Seit 30 Jahren beehren uns die Schweden mit Musik,
mal besser, mal etwas schlechter. Nach einem längeren
Einbruch kamen Joey Tempest und seine Jungs mit dem
starken Album „Start From The Dark“ wieder aus der
Versenkung zurück und lieferten mit dem 2009-Werk „Last
Look At Eden“, ihr meiner Meinung nach stärkstes Album
ihrer Karriere, ab. Grund genug, sich mit Keyboarder Mic
Michaeli über Bombay, alte Zeiten und Led Zeppelin zu
unterhalten. In den heiligen Katakomben des Volkshauses
in Zürich empfing uns ein sehr relaxter und gut
gelaunter Mic.
MF: Hey Mic, herzlich willkommen in Zürich!
MM: Danke. Wir freuen uns, wieder mal hier zu sein.
MF: Ihr seid jetzt schon gut drei Monate auf Achse. Wie
läuft die Tour bis anhin?
MM: Es läuft extrem gut, wirklich fantastisch (Mic wird
unterbrochen, denn irgendwo im Raum pfeift ein Gerät wie
verrückt, bis wir merken, dass ein Drucker unser
Gespräch so unschön stört – wir konnten uns jedoch
köstlich drüber amüsieren). Oh, wo war ich stehen
geblieben? Ja, wir starteten im letzten Jahr im November,
haben einige Gigs in Deutschland und Schweden gespielt.
Nach kurzem Unterbruch ging es jetzt in Amsterdam wieder
los. Alle Konzerte liefen wirklich super, und wir wurden
ausnahmslos überall von den Fans herzlich empfangen.
Ehrlich, ich kann es kaum glauben, dass wir immer noch
dabei sind und uns die Leute hören wollen.
MF: Was sind eigentlich die wesentlichen Unterschiede
dieser aktuellen Tour und der „Final Countdown“-Tour in
den 80er-Jahren?
MM: Nun, dazumal war die Situation komplett anders. Wir
waren eine Band, die hauptsächlich in unserer Region
bekannt und aktiv war, und dann auf einmal, auf einen
Schlag: „Wusch“, „Peng“, spielten wir fast überall in
grossen Stadien. Ich glaube, wir waren uns gar nicht
wirklich bewusst, was dazumal alles abging. Heute sind
wir um einiges reifer und erwachsener, und wir können im
Vergleich zu dazumal alles richtig und bewusst
geniessen, was um uns geschieht und was wir machen.

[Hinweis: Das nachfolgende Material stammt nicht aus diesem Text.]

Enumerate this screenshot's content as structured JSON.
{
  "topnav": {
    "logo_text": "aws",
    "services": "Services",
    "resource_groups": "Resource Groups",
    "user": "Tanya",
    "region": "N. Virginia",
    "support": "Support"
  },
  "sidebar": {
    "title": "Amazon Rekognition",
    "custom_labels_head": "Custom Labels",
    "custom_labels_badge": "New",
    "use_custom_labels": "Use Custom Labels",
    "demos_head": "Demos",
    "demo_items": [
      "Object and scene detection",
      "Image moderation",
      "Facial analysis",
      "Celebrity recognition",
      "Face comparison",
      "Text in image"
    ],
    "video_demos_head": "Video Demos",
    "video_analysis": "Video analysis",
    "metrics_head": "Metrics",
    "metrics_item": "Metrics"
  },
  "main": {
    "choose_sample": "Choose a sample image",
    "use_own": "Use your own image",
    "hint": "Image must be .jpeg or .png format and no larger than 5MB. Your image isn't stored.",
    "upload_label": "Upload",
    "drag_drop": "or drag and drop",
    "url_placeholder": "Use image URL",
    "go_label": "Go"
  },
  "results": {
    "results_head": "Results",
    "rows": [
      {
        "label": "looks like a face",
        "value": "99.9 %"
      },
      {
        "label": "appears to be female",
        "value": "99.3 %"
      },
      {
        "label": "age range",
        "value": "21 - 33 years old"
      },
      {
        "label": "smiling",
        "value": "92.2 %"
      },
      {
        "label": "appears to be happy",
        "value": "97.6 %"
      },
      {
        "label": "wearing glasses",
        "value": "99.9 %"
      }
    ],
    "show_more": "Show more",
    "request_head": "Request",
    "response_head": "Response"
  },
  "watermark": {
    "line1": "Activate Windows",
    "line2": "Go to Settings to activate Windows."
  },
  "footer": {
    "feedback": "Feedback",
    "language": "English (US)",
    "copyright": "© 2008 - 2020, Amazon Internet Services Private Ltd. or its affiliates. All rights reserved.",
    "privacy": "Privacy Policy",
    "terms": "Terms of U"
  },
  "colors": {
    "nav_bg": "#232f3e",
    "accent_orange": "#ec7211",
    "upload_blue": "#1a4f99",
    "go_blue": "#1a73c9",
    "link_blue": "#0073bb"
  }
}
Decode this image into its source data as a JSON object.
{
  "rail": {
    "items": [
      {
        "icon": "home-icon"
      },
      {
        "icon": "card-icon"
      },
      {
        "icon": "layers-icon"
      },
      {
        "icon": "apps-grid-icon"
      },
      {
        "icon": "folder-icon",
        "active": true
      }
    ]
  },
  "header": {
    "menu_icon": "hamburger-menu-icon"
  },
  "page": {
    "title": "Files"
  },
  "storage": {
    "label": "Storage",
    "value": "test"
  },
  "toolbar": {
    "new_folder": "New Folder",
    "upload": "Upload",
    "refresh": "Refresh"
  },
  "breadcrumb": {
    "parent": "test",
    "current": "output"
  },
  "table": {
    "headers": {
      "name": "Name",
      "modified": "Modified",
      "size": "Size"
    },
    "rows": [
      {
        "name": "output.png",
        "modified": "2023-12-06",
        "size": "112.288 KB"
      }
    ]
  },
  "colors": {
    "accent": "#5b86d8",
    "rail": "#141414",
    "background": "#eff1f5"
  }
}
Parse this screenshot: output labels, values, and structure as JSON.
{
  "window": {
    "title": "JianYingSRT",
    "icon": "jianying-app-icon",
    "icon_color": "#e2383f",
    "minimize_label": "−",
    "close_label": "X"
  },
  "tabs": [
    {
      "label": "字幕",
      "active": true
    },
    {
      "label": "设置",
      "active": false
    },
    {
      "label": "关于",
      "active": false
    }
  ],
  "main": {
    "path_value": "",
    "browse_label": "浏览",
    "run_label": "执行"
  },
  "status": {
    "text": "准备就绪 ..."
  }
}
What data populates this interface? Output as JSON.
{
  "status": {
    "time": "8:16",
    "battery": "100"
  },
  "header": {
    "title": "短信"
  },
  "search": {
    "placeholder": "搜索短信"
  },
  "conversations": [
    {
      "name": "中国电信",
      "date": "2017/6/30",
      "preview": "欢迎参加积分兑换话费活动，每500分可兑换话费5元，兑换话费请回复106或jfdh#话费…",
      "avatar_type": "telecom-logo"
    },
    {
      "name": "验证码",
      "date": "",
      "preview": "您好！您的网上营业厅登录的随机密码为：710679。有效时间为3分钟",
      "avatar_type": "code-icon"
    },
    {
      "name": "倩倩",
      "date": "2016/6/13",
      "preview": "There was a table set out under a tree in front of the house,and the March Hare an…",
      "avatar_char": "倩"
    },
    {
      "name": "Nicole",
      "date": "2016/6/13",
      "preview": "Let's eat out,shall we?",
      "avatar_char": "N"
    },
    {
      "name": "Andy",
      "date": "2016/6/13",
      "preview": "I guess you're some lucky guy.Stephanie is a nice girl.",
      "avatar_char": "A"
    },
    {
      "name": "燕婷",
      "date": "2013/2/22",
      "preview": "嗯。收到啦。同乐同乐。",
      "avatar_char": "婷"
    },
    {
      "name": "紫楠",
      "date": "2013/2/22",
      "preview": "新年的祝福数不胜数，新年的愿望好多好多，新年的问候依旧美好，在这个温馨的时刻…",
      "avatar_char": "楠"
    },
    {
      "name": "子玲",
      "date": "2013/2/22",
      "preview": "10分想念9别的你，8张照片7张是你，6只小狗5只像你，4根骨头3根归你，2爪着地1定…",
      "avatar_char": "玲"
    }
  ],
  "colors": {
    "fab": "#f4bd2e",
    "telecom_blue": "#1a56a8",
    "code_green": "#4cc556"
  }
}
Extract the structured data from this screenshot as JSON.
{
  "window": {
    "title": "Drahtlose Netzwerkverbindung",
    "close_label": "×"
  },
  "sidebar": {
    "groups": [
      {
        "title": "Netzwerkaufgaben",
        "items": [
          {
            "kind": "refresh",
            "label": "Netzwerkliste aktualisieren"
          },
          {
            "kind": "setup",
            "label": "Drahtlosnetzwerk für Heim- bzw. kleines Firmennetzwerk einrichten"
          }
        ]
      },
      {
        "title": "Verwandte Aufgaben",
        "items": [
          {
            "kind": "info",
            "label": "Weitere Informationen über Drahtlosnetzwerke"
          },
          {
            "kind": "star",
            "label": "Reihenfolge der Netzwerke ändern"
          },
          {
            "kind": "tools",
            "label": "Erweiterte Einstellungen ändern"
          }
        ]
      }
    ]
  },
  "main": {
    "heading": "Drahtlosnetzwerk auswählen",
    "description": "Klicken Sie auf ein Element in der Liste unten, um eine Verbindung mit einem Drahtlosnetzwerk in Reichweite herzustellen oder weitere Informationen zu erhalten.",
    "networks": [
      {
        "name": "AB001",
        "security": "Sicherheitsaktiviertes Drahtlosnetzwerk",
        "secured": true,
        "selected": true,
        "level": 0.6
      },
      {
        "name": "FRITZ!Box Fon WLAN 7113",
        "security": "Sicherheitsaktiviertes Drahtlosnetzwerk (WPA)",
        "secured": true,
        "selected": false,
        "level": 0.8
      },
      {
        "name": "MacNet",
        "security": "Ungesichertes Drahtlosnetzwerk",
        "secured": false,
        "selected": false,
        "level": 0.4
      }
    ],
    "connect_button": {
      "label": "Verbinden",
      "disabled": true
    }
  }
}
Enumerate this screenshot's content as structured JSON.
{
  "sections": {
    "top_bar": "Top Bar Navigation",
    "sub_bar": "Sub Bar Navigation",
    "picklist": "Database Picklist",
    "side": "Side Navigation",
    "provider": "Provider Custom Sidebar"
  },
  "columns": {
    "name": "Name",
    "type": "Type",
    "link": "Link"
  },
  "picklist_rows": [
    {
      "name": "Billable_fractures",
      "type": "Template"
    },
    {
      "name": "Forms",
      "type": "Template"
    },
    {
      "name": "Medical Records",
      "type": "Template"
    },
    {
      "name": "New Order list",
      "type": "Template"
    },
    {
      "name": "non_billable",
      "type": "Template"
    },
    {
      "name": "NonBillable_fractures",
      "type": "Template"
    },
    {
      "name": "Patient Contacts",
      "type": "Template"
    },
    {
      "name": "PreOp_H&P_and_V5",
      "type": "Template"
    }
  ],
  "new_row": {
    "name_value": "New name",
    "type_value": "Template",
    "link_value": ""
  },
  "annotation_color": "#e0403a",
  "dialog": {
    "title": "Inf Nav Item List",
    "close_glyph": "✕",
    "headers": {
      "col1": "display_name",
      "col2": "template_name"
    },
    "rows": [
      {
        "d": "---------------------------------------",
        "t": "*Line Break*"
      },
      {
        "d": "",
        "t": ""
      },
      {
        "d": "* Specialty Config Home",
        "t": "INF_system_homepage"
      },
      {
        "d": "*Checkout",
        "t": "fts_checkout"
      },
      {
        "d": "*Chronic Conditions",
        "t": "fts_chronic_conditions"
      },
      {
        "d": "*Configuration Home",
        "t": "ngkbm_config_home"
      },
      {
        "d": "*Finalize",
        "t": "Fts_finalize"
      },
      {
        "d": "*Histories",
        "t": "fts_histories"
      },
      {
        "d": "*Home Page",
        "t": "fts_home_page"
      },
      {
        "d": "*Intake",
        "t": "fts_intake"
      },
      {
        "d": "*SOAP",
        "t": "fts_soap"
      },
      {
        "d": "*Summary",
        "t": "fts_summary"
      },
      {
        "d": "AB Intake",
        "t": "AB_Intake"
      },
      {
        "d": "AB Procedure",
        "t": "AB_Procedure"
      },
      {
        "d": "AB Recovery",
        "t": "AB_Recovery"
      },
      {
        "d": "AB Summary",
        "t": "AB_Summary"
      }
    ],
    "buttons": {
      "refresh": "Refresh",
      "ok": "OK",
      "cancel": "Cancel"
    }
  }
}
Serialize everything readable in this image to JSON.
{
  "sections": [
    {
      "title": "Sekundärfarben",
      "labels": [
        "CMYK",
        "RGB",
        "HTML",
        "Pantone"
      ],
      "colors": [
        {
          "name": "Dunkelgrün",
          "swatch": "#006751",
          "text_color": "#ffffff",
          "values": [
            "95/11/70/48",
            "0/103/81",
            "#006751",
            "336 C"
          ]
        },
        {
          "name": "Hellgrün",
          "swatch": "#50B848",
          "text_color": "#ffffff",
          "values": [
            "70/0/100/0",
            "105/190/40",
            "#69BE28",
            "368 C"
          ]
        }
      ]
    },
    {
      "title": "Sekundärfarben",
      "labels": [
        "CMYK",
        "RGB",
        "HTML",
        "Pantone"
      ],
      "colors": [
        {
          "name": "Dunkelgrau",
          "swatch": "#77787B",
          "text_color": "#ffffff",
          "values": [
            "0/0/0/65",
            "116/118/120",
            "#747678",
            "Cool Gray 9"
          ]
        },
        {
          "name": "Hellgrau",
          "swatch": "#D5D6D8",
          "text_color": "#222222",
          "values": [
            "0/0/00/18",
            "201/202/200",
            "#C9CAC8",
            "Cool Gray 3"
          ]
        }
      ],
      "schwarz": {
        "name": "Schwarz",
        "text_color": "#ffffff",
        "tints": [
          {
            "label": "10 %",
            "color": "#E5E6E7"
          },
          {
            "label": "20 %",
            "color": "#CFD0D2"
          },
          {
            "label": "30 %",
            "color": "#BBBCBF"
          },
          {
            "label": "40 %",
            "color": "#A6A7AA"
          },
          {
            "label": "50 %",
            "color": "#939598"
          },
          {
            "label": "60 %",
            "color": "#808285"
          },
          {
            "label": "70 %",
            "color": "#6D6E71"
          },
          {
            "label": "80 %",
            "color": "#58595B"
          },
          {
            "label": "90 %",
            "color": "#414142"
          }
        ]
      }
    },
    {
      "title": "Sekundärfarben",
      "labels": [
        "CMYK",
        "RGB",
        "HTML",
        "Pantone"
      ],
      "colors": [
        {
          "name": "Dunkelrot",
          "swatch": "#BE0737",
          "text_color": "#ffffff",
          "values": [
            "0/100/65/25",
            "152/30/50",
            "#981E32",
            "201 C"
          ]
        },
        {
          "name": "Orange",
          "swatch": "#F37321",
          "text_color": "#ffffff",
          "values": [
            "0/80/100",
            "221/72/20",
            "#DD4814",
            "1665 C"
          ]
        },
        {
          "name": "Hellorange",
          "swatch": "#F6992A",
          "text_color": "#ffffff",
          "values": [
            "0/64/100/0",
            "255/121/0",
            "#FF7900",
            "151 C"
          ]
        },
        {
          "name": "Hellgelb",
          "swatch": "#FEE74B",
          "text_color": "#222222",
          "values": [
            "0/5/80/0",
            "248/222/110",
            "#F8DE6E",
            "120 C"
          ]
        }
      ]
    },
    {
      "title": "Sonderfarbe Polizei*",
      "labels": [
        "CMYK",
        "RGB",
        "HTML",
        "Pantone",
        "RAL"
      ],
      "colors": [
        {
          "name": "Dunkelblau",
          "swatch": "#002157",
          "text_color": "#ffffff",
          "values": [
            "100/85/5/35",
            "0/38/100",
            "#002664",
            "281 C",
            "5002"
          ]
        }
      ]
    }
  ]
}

Meiner Meinung nach macht es heute viel mehr Spass, und
wir gehen auch viel lockerer damit um. Zudem sind wir
auch als Gruppe stärker zu einer Einheit
zusammengewachsen. Wie gesagt, damals realisierten wir
nicht wirklich, was passierte.
MF: Ok, lass uns über eure neue CD „Last Look At Eden“
sprechen. So im Nachhinein, wie zufrieden bist du mit
dem Resultat und wie sind die Verkaufszahlen?
MM: Wir sind vor allem glücklich, so wie das neue Album
von den Aufnahmen her klingt. So haben wir uns das alle
vorgestellt. Die Lieder, so denke ich, haben oft einen
70er-Jahre-Einfluss. Ein bisschen in Richtung Deep
Purple. Wir wollten ein sattes Soundgewand für diese
Aufnahmen. Gut, man versucht immer, perfekt zu sein bei
allen Aufnahmen, das haben wir auch hier versucht und
das ist nun das Resultat. Was die Verkaufszahlen in
Schweden anbelangt, so kann ich sagen, dass diese
äusserst gut sind. Die neue Single „New Love In Town“
wird bei uns sehr oft im Radio gespielt. Ausserhalb von
Schweden kann ich jedoch nicht sagen, wie die Situation
aussieht. Soviel ich weiss, läuft das Album auch in
einigen anderen Ländern nicht schlecht.
MF: Du hast Deep Purple angesprochen. Wir selber hören
noch relativ viel Led Zeppelin aus den Songs heraus.
MM: Nun, das empfindet jeder Zuhörer wahrscheinlich
anders. Zeppelin haben uns sicherlich sehr stark
geprägt, aber wir hatten keine Absicht, deren Einflüsse
bewusst einzubringen. Die Lieder sind einfach nach
unseren Gefühlen entstanden, um es so zu sagen.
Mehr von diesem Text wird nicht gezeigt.